@mcc @DrHyde @gkrnours I dislike systemd because it eats everything and turns it into a part of itself, it's like the polar opposite of KISS.
Edit: and I do like how it starts services in parallel, I'm doing something similar with my package manager for example, it's a good idea, it just comes with the baggage of systemd being systemd.
@mcc @DrHyde @SetOfAllSets @gkrnours I think it's commonly reviled by a Kind Of Nerd for arguably being partly to blame/praise for the ongoing trend of reducing variance between the most popular linux distros.
I have an alternative theory that this is actually many long time power users experiencing a decline in their own patience. The trend of uniformity they claim to observe could just be their cognitive dissonance over their preferences drifting to towards more turnkey distros.
I have found that's frequently due to how the boot volume is partitioned.
MS has been trying to enforce UEFI-boot-only for a long time so they can also force use of the hardware TPM as an anti-competitive^W^W security measure. UEFI in turn requires GPT, not MBR.
With Windows 11 they've made it mandatory. If it's not GPT, it will describe it as ineligible for Windows 11 without any explanation.
I'm not saying this is the cause of your issue, but it's possible and not well documented.
I discovered this by accident, because I have been keeping this system going for a long time across many migrations to new hardware, and never did the reformatting and copying needed to convert it to GPT.
Since then I have been using it to keep Windows from shoving Windows 11 on me until I decide I'm ready to switch. I'm always deeply suspicious of new major Windows releases.
@mcc I've heard gnome 3 has or had systemd as a required dependency for a while.
My meaning is more there are still distros where you can still pick your init system and preferred permutation of system administration utilities, but doing so is fundamentally at odds with having a very predictable stable system, because the job of distro maintainers is made much much harder with that kind of combinatorial explosion.
@aeva @mcc I mostly just think that the UI change (command names and argument naming/ordering) wasn't handled very well. Sure /etc/init.d/foo start wasn't intuitive, but I mess up some or all of the following without googling (I'm writing this without googling:)
service mysqld restart
systemctl mysqld enable
sysctl anything
journalctl anything -xfce
"Everything is literally just a file" isn't stellar, but it exposed its intentions and you could use text editors to fix things
@aeva @mcc @DrHyde @SetOfAllSets I did switch from archlinux + awesomewm at university to ubuntu + xfce these days.
On the other hand, my dayjob is mainly python and kunernetes.

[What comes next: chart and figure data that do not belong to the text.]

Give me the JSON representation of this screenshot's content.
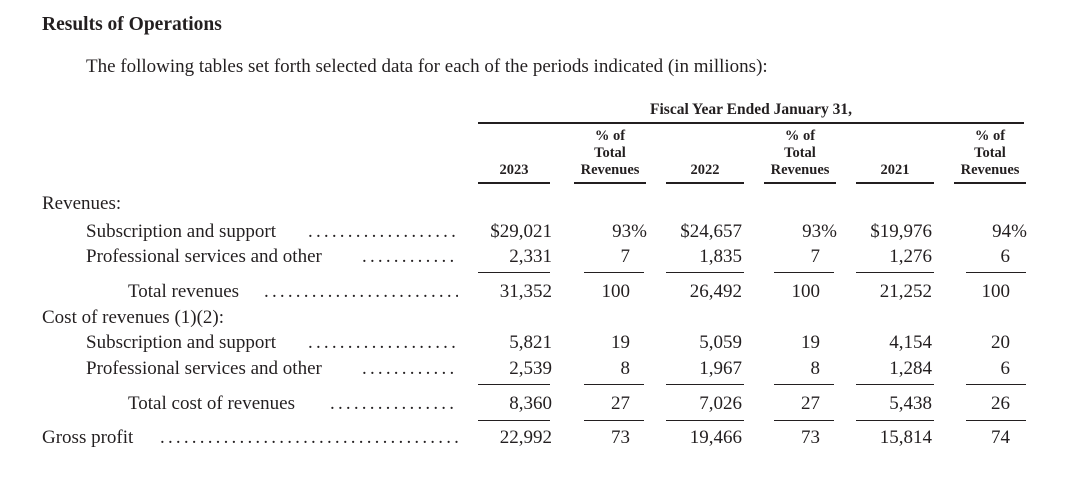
{
  "title": "Results of Operations",
  "intro": "The following tables set forth selected data for each of the periods indicated (in millions):",
  "table": {
    "period_header": "Fiscal Year Ended January 31,",
    "columns": [
      {
        "year": "2023",
        "pct_header": [
          "% of",
          "Total",
          "Revenues"
        ]
      },
      {
        "year": "2022",
        "pct_header": [
          "% of",
          "Total",
          "Revenues"
        ]
      },
      {
        "year": "2021",
        "pct_header": [
          "% of",
          "Total",
          "Revenues"
        ]
      }
    ],
    "sections": {
      "revenues": "Revenues:",
      "cost_of_revenues": "Cost of revenues (1)(2):"
    },
    "rows": [
      {
        "label": "Subscription and support",
        "values": [
          "$29,021",
          "93%",
          "$24,657",
          "93%",
          "$19,976",
          "94%"
        ]
      },
      {
        "label": "Professional services and other",
        "values": [
          "2,331",
          "7",
          "1,835",
          "7",
          "1,276",
          "6"
        ]
      },
      {
        "label": "Total revenues",
        "values": [
          "31,352",
          "100",
          "26,492",
          "100",
          "21,252",
          "100"
        ]
      },
      {
        "label": "Subscription and support",
        "values": [
          "5,821",
          "19",
          "5,059",
          "19",
          "4,154",
          "20"
        ]
      },
      {
        "label": "Professional services and other",
        "values": [
          "2,539",
          "8",
          "1,967",
          "8",
          "1,284",
          "6"
        ]
      },
      {
        "label": "Total cost of revenues",
        "values": [
          "8,360",
          "27",
          "7,026",
          "27",
          "5,438",
          "26"
        ]
      },
      {
        "label": "Gross profit",
        "values": [
          "22,992",
          "73",
          "19,466",
          "73",
          "15,814",
          "74"
        ]
      }
    ]
  }
}
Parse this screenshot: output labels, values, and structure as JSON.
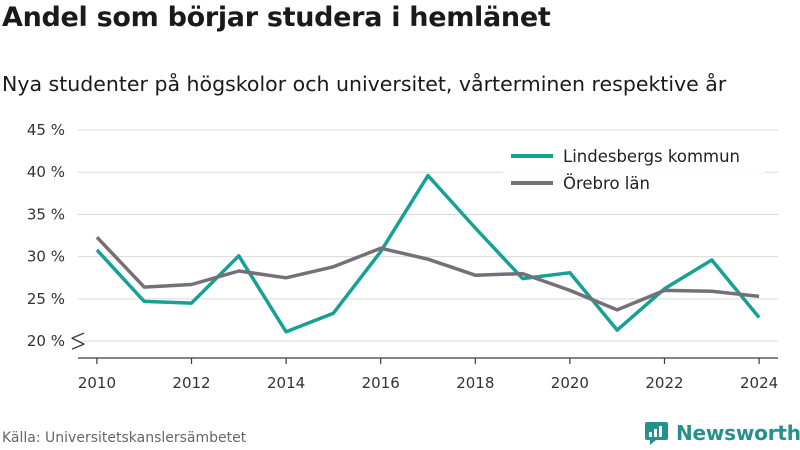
{
  "header": {
    "title": "Andel som börjar studera i hemlänet",
    "subtitle": "Nya studenter på högskolor och universitet, vårterminen respektive år"
  },
  "footer": {
    "source": "Källa: Universitetskanslersämbetet",
    "brand": "Newsworthy"
  },
  "chart_data": {
    "type": "line",
    "title": "Andel som börjar studera i hemlänet",
    "subtitle": "Nya studenter på högskolor och universitet, vårterminen respektive år",
    "x": [
      2010,
      2011,
      2012,
      2013,
      2014,
      2015,
      2016,
      2017,
      2018,
      2019,
      2020,
      2021,
      2022,
      2023,
      2024
    ],
    "x_ticks": [
      2010,
      2012,
      2014,
      2016,
      2018,
      2020,
      2022,
      2024
    ],
    "y_ticks": [
      20,
      25,
      30,
      35,
      40,
      45
    ],
    "y_tick_labels": [
      "20 %",
      "25 %",
      "30 %",
      "35 %",
      "40 %",
      "45 %"
    ],
    "ylim": [
      18,
      45
    ],
    "xlim": [
      2009.6,
      2024.4
    ],
    "axis_break": true,
    "grid": true,
    "legend_position": "top-right",
    "series": [
      {
        "name": "Lindesbergs kommun",
        "color": "#16a194",
        "values": [
          30.8,
          24.7,
          24.5,
          30.1,
          21.1,
          23.3,
          30.6,
          39.6,
          33.4,
          27.4,
          28.1,
          21.3,
          26.2,
          29.6,
          22.8
        ]
      },
      {
        "name": "Örebro län",
        "color": "#757078",
        "values": [
          32.3,
          26.4,
          26.7,
          28.3,
          27.5,
          28.8,
          31.0,
          29.7,
          27.8,
          28.0,
          26.0,
          23.7,
          26.0,
          25.9,
          25.3
        ]
      }
    ]
  }
}
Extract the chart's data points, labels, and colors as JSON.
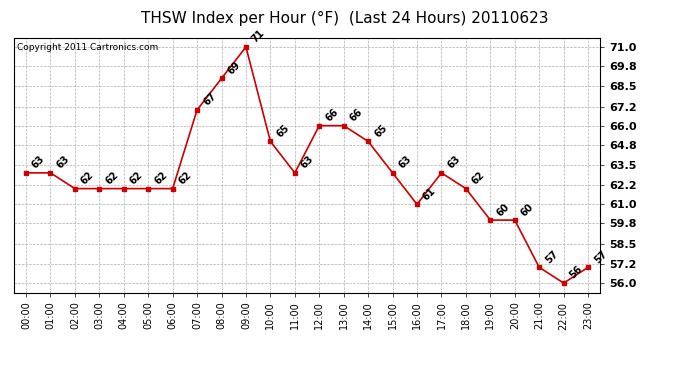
{
  "title": "THSW Index per Hour (°F)  (Last 24 Hours) 20110623",
  "copyright": "Copyright 2011 Cartronics.com",
  "hours": [
    "00:00",
    "01:00",
    "02:00",
    "03:00",
    "04:00",
    "05:00",
    "06:00",
    "07:00",
    "08:00",
    "09:00",
    "10:00",
    "11:00",
    "12:00",
    "13:00",
    "14:00",
    "15:00",
    "16:00",
    "17:00",
    "18:00",
    "19:00",
    "20:00",
    "21:00",
    "22:00",
    "23:00"
  ],
  "values": [
    63,
    63,
    62,
    62,
    62,
    62,
    62,
    67,
    69,
    71,
    65,
    63,
    66,
    66,
    65,
    63,
    61,
    63,
    62,
    60,
    60,
    57,
    56,
    57
  ],
  "ylim_min": 55.4,
  "ylim_max": 71.6,
  "yticks": [
    56.0,
    57.2,
    58.5,
    59.8,
    61.0,
    62.2,
    63.5,
    64.8,
    66.0,
    67.2,
    68.5,
    69.8,
    71.0
  ],
  "line_color": "#cc0000",
  "marker_color": "#cc0000",
  "bg_color": "#ffffff",
  "plot_bg_color": "#ffffff",
  "grid_color": "#b0b0b0",
  "title_fontsize": 11,
  "copyright_fontsize": 6.5,
  "tick_fontsize": 7,
  "annotation_fontsize": 7,
  "ytick_fontsize": 8
}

To my knowledge, I can't run kubernetes on openbsd so I can't really leave linux. Python provide docker image based on debian and alpine. But no precompiled package for alpine.
Maybe these are sign of lack of patience, in a "work for me, good enough" kind of way
@mcc @DrHyde @SetOfAllSets @gkrnours init.d was absolutely awful.
The thing it allowed that people were mad about losing is you could just stick a pile of scripts in there as a poweruser or admin and have bizarre arbitrary things happen.
Systemd was designed to do the one job of managing services and it made doing arbitrary things on start up slightly more inconvenient.
@mcc my coworkers and I joked about systemd doing exactly this
I think we're also half serious it will
Dying of laughter over here. XD
@not2b @mcc There are some Linux-specific system calls that systemd is unlikely to have much use for. And you wouldn't need all of the driver and architecture code in the kernel depending on what exactly your goal is. And that's a big part of the kernel. Etc.
But yeah. I think the systemd project generally has the philosophy of taking advantage of what Linux offers and not caring about POSIX/BSD. Lennart Poettering at least has explicitly argued developers should ignore BSD/POSIX.